LEGAL

Privacy Policy

Last updated: June 15, 2026

1. Controller

The data controller for this service is 11data, reachable at [email protected]. We operate the website runyouragent.com and the RunYourAgent API.

2. What we collect

We collect the minimum data necessary to provide the service.

Data	Purpose	Legal basis (GDPR)
Email address	Account creation, login, transactional email	Contract (Art. 6(1)(b))
Hashed password	Authentication (managed by Supabase Auth)	Contract (Art. 6(1)(b))
Instance metadata	Server provisioning and management	Contract (Art. 6(1)(b))
Server IP, Tailscale hostname	Instance connectivity	Contract (Art. 6(1)(b))
Stripe customer ID	Billing and subscription management	Contract (Art. 6(1)(b))

3. What we do NOT collect

• We do not read, store, or access any data on your provisioned VPS
• We do not store your BYOK encryption keys — they are deleted immediately after LUKS volume setup
• We do not use cookies, analytics, or third-party trackers on this website
• We do not sell, rent, or share your personal data with third parties for marketing
• We do not profile you or make automated decisions about you

4. Your VPS data — privacy by architecture

Every instance runs on a dedicated Hetzner VPS. Your agent's data — conversations, files, memory, configurations — lives exclusively on your server. We have no backdoor, no monitoring agent, and no access to your instance data.

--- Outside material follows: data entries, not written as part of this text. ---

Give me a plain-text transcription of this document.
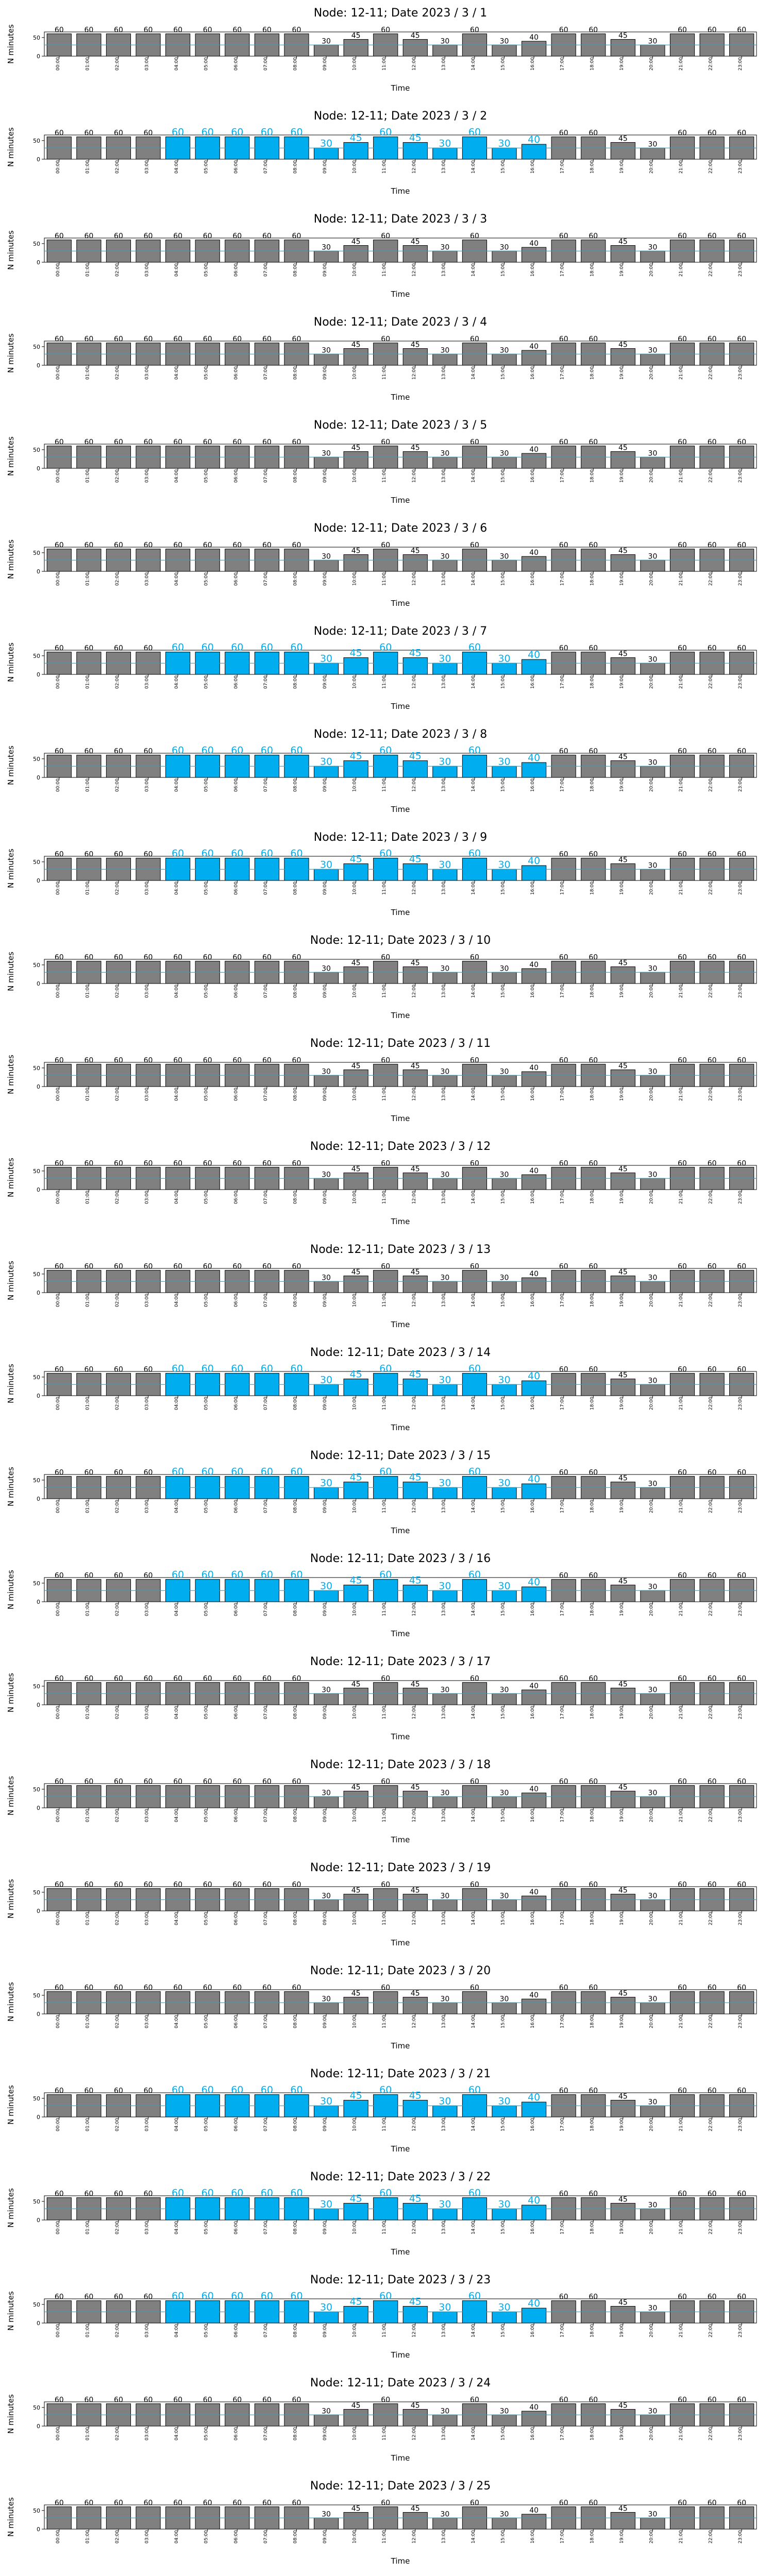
Node: 12-11; Date 2023 / 3 / 1
N minutes	0
50
60
00:00
60
01:00
60
02:00
60
03:00
60
04:00
60
05:00
60
06:00
60
07:00
60
08:00
30
09:00
45
10:00
60
11:00
45
12:00
30
13:00
60
14:00
30
15:00
40
16:00
60
17:00
60
18:00
45
19:00
30
20:00
60
21:00
60
22:00
60
23:00
Time
Node: 12-11; Date 2023 / 3 / 2
N minutes	0
50
60
00:00
60
01:00
60
02:00
60
03:00
60
04:00
60
05:00
60
06:00
60
07:00
60
08:00
30
09:00
45
10:00
60
11:00
45
12:00
30
13:00
60
14:00
30
15:00
40
16:00
60
17:00
60
18:00
45
19:00
30
20:00
60
21:00
60
22:00
60
23:00
Time
Node: 12-11; Date 2023 / 3 / 3
N minutes	0
50
60
00:00
60
01:00
60
02:00
60
03:00
60
04:00
60
05:00
60
06:00
60
07:00
60
08:00
30
09:00
45
10:00
60
11:00
45
12:00
30
13:00
60
14:00
30
15:00
40
16:00
60
17:00
60
18:00
45
19:00
30
20:00
60
21:00
60
22:00
60
23:00
Time
Node: 12-11; Date 2023 / 3 / 4
N minutes	0
50
60
00:00
60
01:00
60
02:00
60
03:00
60
04:00
60
05:00
60
06:00
60
07:00
60
08:00
30
09:00
45
10:00
60
11:00
45
12:00
30
13:00
60
14:00
30
15:00
40
16:00
60
17:00
60
18:00
45
19:00
30
20:00
60
21:00
60
22:00
60
23:00
Time
Node: 12-11; Date 2023 / 3 / 5
N minutes	0
50
60
00:00
60
01:00
60
02:00
60
03:00
60
04:00
60
05:00
60
06:00
60
07:00
60
08:00
30
09:00
45
10:00
60
11:00
45
12:00
30
13:00
60
14:00
30
15:00
40
16:00
60
17:00
60
18:00
45
19:00
30
20:00
60
21:00
60
22:00
60
23:00
Time
Node: 12-11; Date 2023 / 3 / 6
N minutes	0
50
60
00:00
60
01:00
60
02:00
60
03:00
60
04:00
60
05:00
60
06:00
60
07:00
60
08:00
30
09:00
45
10:00
60
11:00
45
12:00
30
13:00
60
14:00
30
15:00
40
16:00
60
17:00
60
18:00
45
19:00
30
20:00
60
21:00
60
22:00
60
23:00
Time
Node: 12-11; Date 2023 / 3 / 7
N minutes	0
50
60
00:00
60
01:00
60
02:00
60
03:00
60
04:00
60
05:00
60
06:00
60
07:00
60
08:00
30
09:00
45
10:00
60
11:00
45
12:00
30
13:00
60
14:00
30
15:00
40
16:00
60
17:00
60
18:00
45
19:00
30
20:00
60
21:00
60
22:00
60
23:00
Time
Node: 12-11; Date 2023 / 3 / 8
N minutes	0
50
60
00:00
60
01:00
60
02:00
60
03:00
60
04:00
60
05:00
60
06:00
60
07:00
60
08:00
30
09:00
45
10:00
60
11:00
45
12:00
30
13:00
60
14:00
30
15:00
40
16:00
60
17:00
60
18:00
45
19:00
30
20:00
60
21:00
60
22:00
60
23:00
Time
Node: 12-11; Date 2023 / 3 / 9
N minutes	0
50
60
00:00
60
01:00
60
02:00
60
03:00
60
04:00
60
05:00
60
06:00
60
07:00
60
08:00
30
09:00
45
10:00
60
11:00
45
12:00
30
13:00
60
14:00
30
15:00
40
16:00
60
17:00
60
18:00
45
19:00
30
20:00
60
21:00
60
22:00
60
23:00
Time
Node: 12-11; Date 2023 / 3 / 10
N minutes	0
50
60
00:00
60
01:00
60
02:00
60
03:00
60
04:00
60
05:00
60
06:00
60
07:00
60
08:00
30
09:00
45
10:00
60
11:00
45
12:00
30
13:00
60
14:00
30
15:00
40
16:00
60
17:00
60
18:00
45
19:00
30
20:00
60
21:00
60
22:00
60
23:00
Time
Node: 12-11; Date 2023 / 3 / 11
N minutes	0
50
60
00:00
60
01:00
60
02:00
60
03:00
60
04:00
60
05:00
60
06:00
60
07:00
60
08:00
30
09:00
45
10:00
60
11:00
45
12:00
30
13:00
60
14:00
30
15:00
40
16:00
60
17:00
60
18:00
45
19:00
30
20:00
60
21:00
60
22:00
60
23:00
Time
Node: 12-11; Date 2023 / 3 / 12
N minutes	0
50
60
00:00
60
01:00
60
02:00
60
03:00
60
04:00
60
05:00
60
06:00
60
07:00
60
08:00
30
09:00
45
10:00
60
11:00
45
12:00
30
13:00
60
14:00
30
15:00
40
16:00
60
17:00
60
18:00
45
19:00
30
20:00
60
21:00
60
22:00
60
23:00
Time
Node: 12-11; Date 2023 / 3 / 13
N minutes	0
50
60
00:00
60
01:00
60
02:00
60
03:00
60
04:00
60
05:00
60
06:00
60
07:00
60
08:00
30
09:00
45
10:00
60
11:00
45
12:00
30
13:00
60
14:00
30
15:00
40
16:00
60
17:00
60
18:00
45
19:00
30
20:00
60
21:00
60
22:00
60
23:00
Time
Node: 12-11; Date 2023 / 3 / 14
N minutes	0
50
60
00:00
60
01:00
60
02:00
60
03:00
60
04:00
60
05:00
60
06:00
60
07:00
60
08:00
30
09:00
45
10:00
60
11:00
45
12:00
30
13:00
60
14:00
30
15:00
40
16:00
60
17:00
60
18:00
45
19:00
30
20:00
60
21:00
60
22:00
60
23:00
Time
Node: 12-11; Date 2023 / 3 / 15
N minutes	0
50
60
00:00
60
01:00
60
02:00
60
03:00
60
04:00
60
05:00
60
06:00
60
07:00
60
08:00
30
09:00
45
10:00
60
11:00
45
12:00
30
13:00
60
14:00
30
15:00
40
16:00
60
17:00
60
18:00
45
19:00
30
20:00
60
21:00
60
22:00
60
23:00
Time
Node: 12-11; Date 2023 / 3 / 16
N minutes	0
50
60
00:00
60
01:00
60
02:00
60
03:00
60
04:00
60
05:00
60
06:00
60
07:00
60
08:00
30
09:00
45
10:00
60
11:00
45
12:00
30
13:00
60
14:00
30
15:00
40
16:00
60
17:00
60
18:00
45
19:00
30
20:00
60
21:00
60
22:00
60
23:00
Time
Node: 12-11; Date 2023 / 3 / 17
N minutes	0
50
60
00:00
60
01:00
60
02:00
60
03:00
60
04:00
60
05:00
60
06:00
60
07:00
60
08:00
30
09:00
45
10:00
60
11:00
45
12:00
30
13:00
60
14:00
30
15:00
40
16:00
60
17:00
60
18:00
45
19:00
30
20:00
60
21:00
60
22:00
60
23:00
Time
Node: 12-11; Date 2023 / 3 / 18
N minutes	0
50
60
00:00
60
01:00
60
02:00
60
03:00
60
04:00
60
05:00
60
06:00
60
07:00
60
08:00
30
09:00
45
10:00
60
11:00
45
12:00
30
13:00
60
14:00
30
15:00
40
16:00
60
17:00
60
18:00
45
19:00
30
20:00
60
21:00
60
22:00
60
23:00
Time
Node: 12-11; Date 2023 / 3 / 19
N minutes	0
50
60
00:00
60
01:00
60
02:00
60
03:00
60
04:00
60
05:00
60
06:00
60
07:00
60
08:00
30
09:00
45
10:00
60
11:00
45
12:00
30
13:00
60
14:00
30
15:00
40
16:00
60
17:00
60
18:00
45
19:00
30
20:00
60
21:00
60
22:00
60
23:00
Time
Node: 12-11; Date 2023 / 3 / 20
N minutes	0
50
60
00:00
60
01:00
60
02:00
60
03:00
60
04:00
60
05:00
60
06:00
60
07:00
60
08:00
30
09:00
45
10:00
60
11:00
45
12:00
30
13:00
60
14:00
30
15:00
40
16:00
60
17:00
60
18:00
45
19:00
30
20:00
60
21:00
60
22:00
60
23:00
Time
Node: 12-11; Date 2023 / 3 / 21
N minutes	0
50
60
00:00
60
01:00
60
02:00
60
03:00
60
04:00
60
05:00
60
06:00
60
07:00
60
08:00
30
09:00
45
10:00
60
11:00
45
12:00
30
13:00
60
14:00
30
15:00
40
16:00
60
17:00
60
18:00
45
19:00
30
20:00
60
21:00
60
22:00
60
23:00
Time
Node: 12-11; Date 2023 / 3 / 22
N minutes	0
50
60
00:00
60
01:00
60
02:00
60
03:00
60
04:00
60
05:00
60
06:00
60
07:00
60
08:00
30
09:00
45
10:00
60
11:00
45
12:00
30
13:00
60
14:00
30
15:00
40
16:00
60
17:00
60
18:00
45
19:00
30
20:00
60
21:00
60
22:00
60
23:00
Time
Node: 12-11; Date 2023 / 3 / 23
N minutes	0
50
60
00:00
60
01:00
60
02:00
60
03:00
60
04:00
60
05:00
60
06:00
60
07:00
60
08:00
30
09:00
45
10:00
60
11:00
45
12:00
30
13:00
60
14:00
30
15:00
40
16:00
60
17:00
60
18:00
45
19:00
30
20:00
60
21:00
60
22:00
60
23:00
Time
Node: 12-11; Date 2023 / 3 / 24
N minutes	0
50
60
00:00
60
01:00
60
02:00
60
03:00
60
04:00
60
05:00
60
06:00
60
07:00
60
08:00
30
09:00
45
10:00
60
11:00
45
12:00
30
13:00
60
14:00
30
15:00
40
16:00
60
17:00
60
18:00
45
19:00
30
20:00
60
21:00
60
22:00
60
23:00
Time
Node: 12-11; Date 2023 / 3 / 25
N minutes	0
50
60
00:00
60
01:00
60
02:00
60
03:00
60
04:00
60
05:00
60
06:00
60
07:00
60
08:00
30
09:00
45
10:00
60
11:00
45
12:00
30
13:00
60
14:00
30
15:00
40
16:00
60
17:00
60
18:00
45
19:00
30
20:00
60
21:00
60
22:00
60
23:00
Time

With BYOK (Bring Your Own Key) encryption, the LUKS disk encryption key is provided by you at deploy time, used once to set up the encrypted volume, and immediately deleted from our systems. After that, only you can decrypt the data. If we received a legal request, we could only hand over encrypted noise.

With Tailscale VPN, your server has zero public ports. It is invisible to the internet. Only devices on your Tailscale network can reach it.

5. Third-party processors

Processor	Purpose	Data shared	Location
Supabase	Authentication, user database	Email, hashed password	EU (AWS Frankfurt)
Hetzner	VPS infrastructure	Server metadata	EU (Germany/Finland)
Stripe	Payment processing	Email, payment info	EU/US
Resend	Transactional email	Email address	US

Each processor is bound by their own privacy policies and, where applicable, Data Processing Agreements. A DPA is available upon request.

6. Data retention

• Account data: Retained while your account is active. Deleted within 30 days of account deletion request.
• Instance data: The Hetzner server is destroyed immediately when you delete an instance. No backups are kept.
• Billing data: Retained as required by tax and accounting law (typically 7-10 years for invoices).
• Server logs: API access logs are retained for up to 30 days for security and debugging, then deleted.

7. Your rights under GDPR

If you are in the EU/EEA, you have the following rights under the General Data Protection Regulation:

• Access — request a copy of the personal data we hold about you
• Rectification — correct inaccurate personal data
• Erasure — request deletion of your personal data ("right to be forgotten")
• Portability — receive your data in a structured, machine-readable format
• Restriction — restrict processing of your data in certain circumstances
• Objection — object to processing based on legitimate interests
• Complaint — lodge a complaint with a supervisory authority

To exercise any of these rights, email [email protected]. We will respond within 30 days.

8. Payments

Payments are processed by Stripe. We never see or store your card number, CVV, or bank details. Stripe's privacy policy applies to payment data.

9. Data deletion

You can delete your instances at any time via the dashboard or CLI (rya delete). The Hetzner server is destroyed immediately and irrecoverably.

To delete your entire account and all associated data, email [email protected].

10. Changes to this policy

We may update this policy to reflect changes in our practices or legal requirements. We will notify registered users by email of material changes. The "last updated" date at the top of this page indicates when the policy was last revised.

11. Contact

Questions about this privacy policy or your data? Email [email protected].